Repubblica Dominicana. Abinader non riesce a cambiare il divieto di aborto

di Alberto Galvi

La Repubblica Dominicana è una delle quattro nazioni dell’America Latina che criminalizza l’aborto, senza eccezioni. Da candidato Luis Abinader, oggi presidente, si era impegnato a depenalizzare l’aborto, ma poi il suo governo non lo aveva appoggiato. Bisognerà forse aspettare a sua possibile rielezione a maggio.
Le donne rischiano fino a 2 anni di carcere per aver abortito; le sanzioni per medici o ostetriche vanno dai 5 ai 20 anni. Con una Bibbia sulla bandiera, il Paese caraibico dispone di una potente lobby di cattolici ed evangelici uniti contro la depenalizzazione dell’aborto. Come primo passo gli attivisti per il diritto all’aborto vorrebbero l’accesso legale all’interruzione di gravidanza nel caso in cui la donna è a rischio, quando la gravidanza è il risultato di uno stupro o di un incesto e quando le malformazioni del feto sono incompatibili con la vita.
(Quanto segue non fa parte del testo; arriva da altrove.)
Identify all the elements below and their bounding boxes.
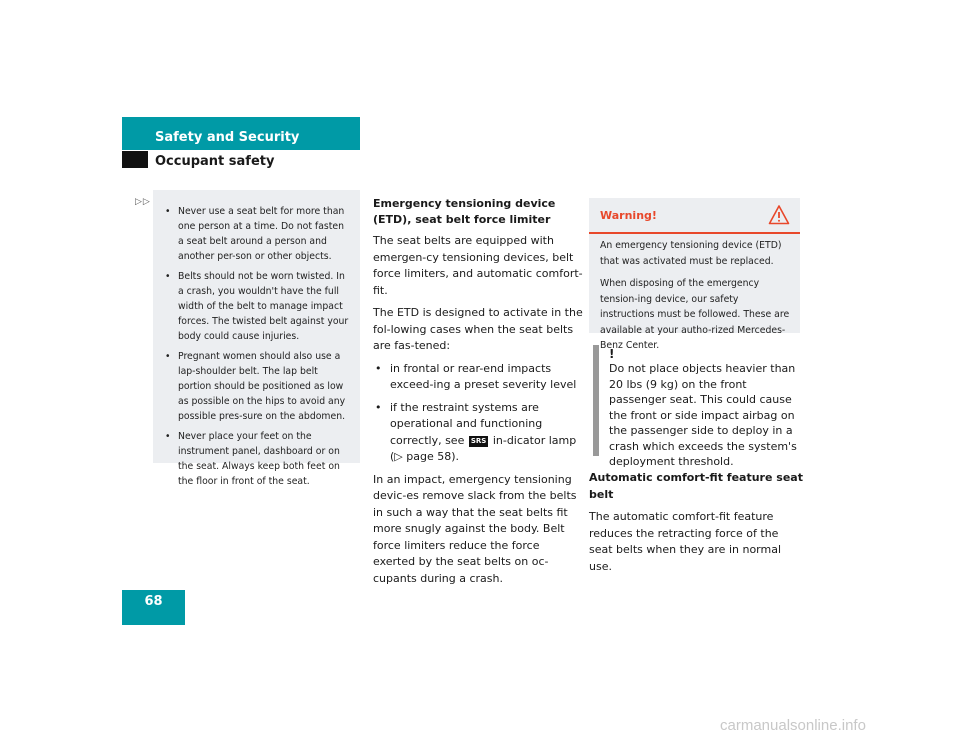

Per aiutare le ragazze a prevenire gravidanze non pianificate, esistono club per adolescenti dove vengono informate sui diritti sessuali e riproduttivi, sull’autostima, sulla violenza di genere e sugli aspetti economici. Quasi il 30 per cento delle adolescenti non ha accesso alla contraccezione. Livelli elevati di povertà aumentano il rischio di affrontare gravidanze indesiderate.
La povertà costringe alcune madri dominicane a far sposare le loro figlie di 14 o 15 anni con uomini fino a 50 anni di differenza. Quasi 7 donne su 10 soffrono la violenza di genere tra cui l’incesto, e le famiglie spesso rimangono in silenzio riguardo agli abusi sessuali. Nel 2023 per ogni mille adolescenti tra i 15 e i 19 anni, 42 sono diventate madri.
Le leggi dominicane vietano i matrimoni precoci dal 2021, ma i leader della comunità affermano che tali unioni sono ancora comuni in quanto poche persone sono a conoscenza della legge. Più di un terzo delle donne dominicane si è sposata o ha stretto un’unione prima di compiere 18 anni.